To rerun specific stages in the pipeline, first delete the .log file for the
stage or stages, and then execute:

export RUNDIR=<name of output dir>
${PREFIX}/bin/run_hipmer.sh <install_path> <output_dir>/<config_file>

Workflow

The HipMer workflow is controlled within the configuration file, when the
libraries are specified. For each library, you can specify what round of oNo to
use it in, and you can specify whether or not to use it for splinting.
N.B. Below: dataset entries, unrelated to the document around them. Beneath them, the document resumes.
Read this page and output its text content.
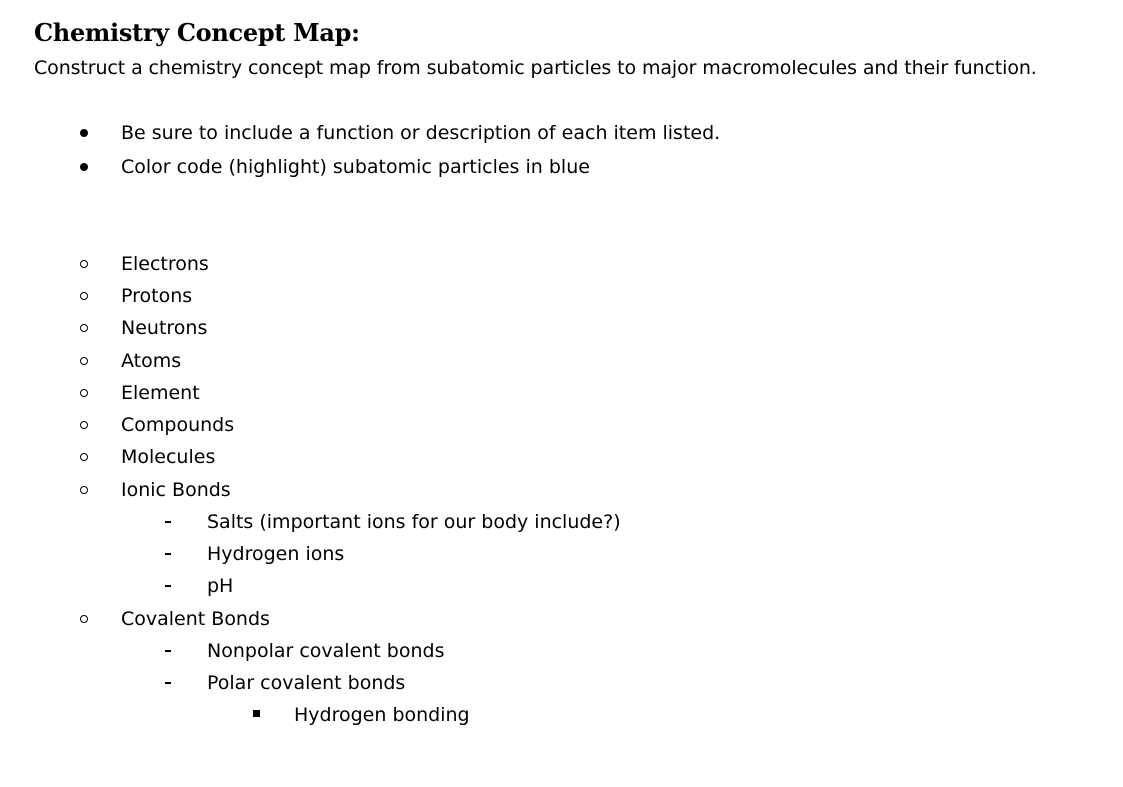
Chemistry Concept Map:
Construct a chemistry concept map from subatomic particles to major macromolecules and their function.
Be sure to include a function or description of each item listed.
Color code (highlight) subatomic particles in blue
Electrons
Protons
Neutrons
Atoms
Element
Compounds
Molecules
Ionic Bonds
Salts (important ions for our body include?)
Hydrogen ions
pH
Covalent Bonds
Nonpolar covalent bonds
Polar covalent bonds
Hydrogen bonding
The
workflow is as follows (see run_hipmer.sh for details):

  1. (prepare input fastq files)
  2. They must be uncompressed
  3. They ought to be striped for efficient parallel access
  4. prepare meraculous.config
  5. ufx
  6. contigs
  7. contigMerDepth
  8. if diploid:
    1. contigEndAnalyzer
    2. bubbleFinder
  9. (optionally upc_canonical_assembly: canonical_contigs.fa)
  10. for each library:
    1. merAligner
    2. splinter (if specified in config file)
  11. for each oNoSetID:
    1. for each library in that oNoSetId:
      1. merAlignerAnalyzer (histogrammer)
      2. spanner
    2. bmaToLinks
    3. merger
      4 for each oNoRuns choose a -p
      1. oNo
    4. splitter
  12. gapclosing
  13. upc_canonical_assembly: final_assembly.fa

This means that the first round of bmaToLinks could end up processing the
outputs from multiple iterations of splinter plus multiple ones of spanner. The
subsequent calls to bmaToLinks will only process outputs from spanner.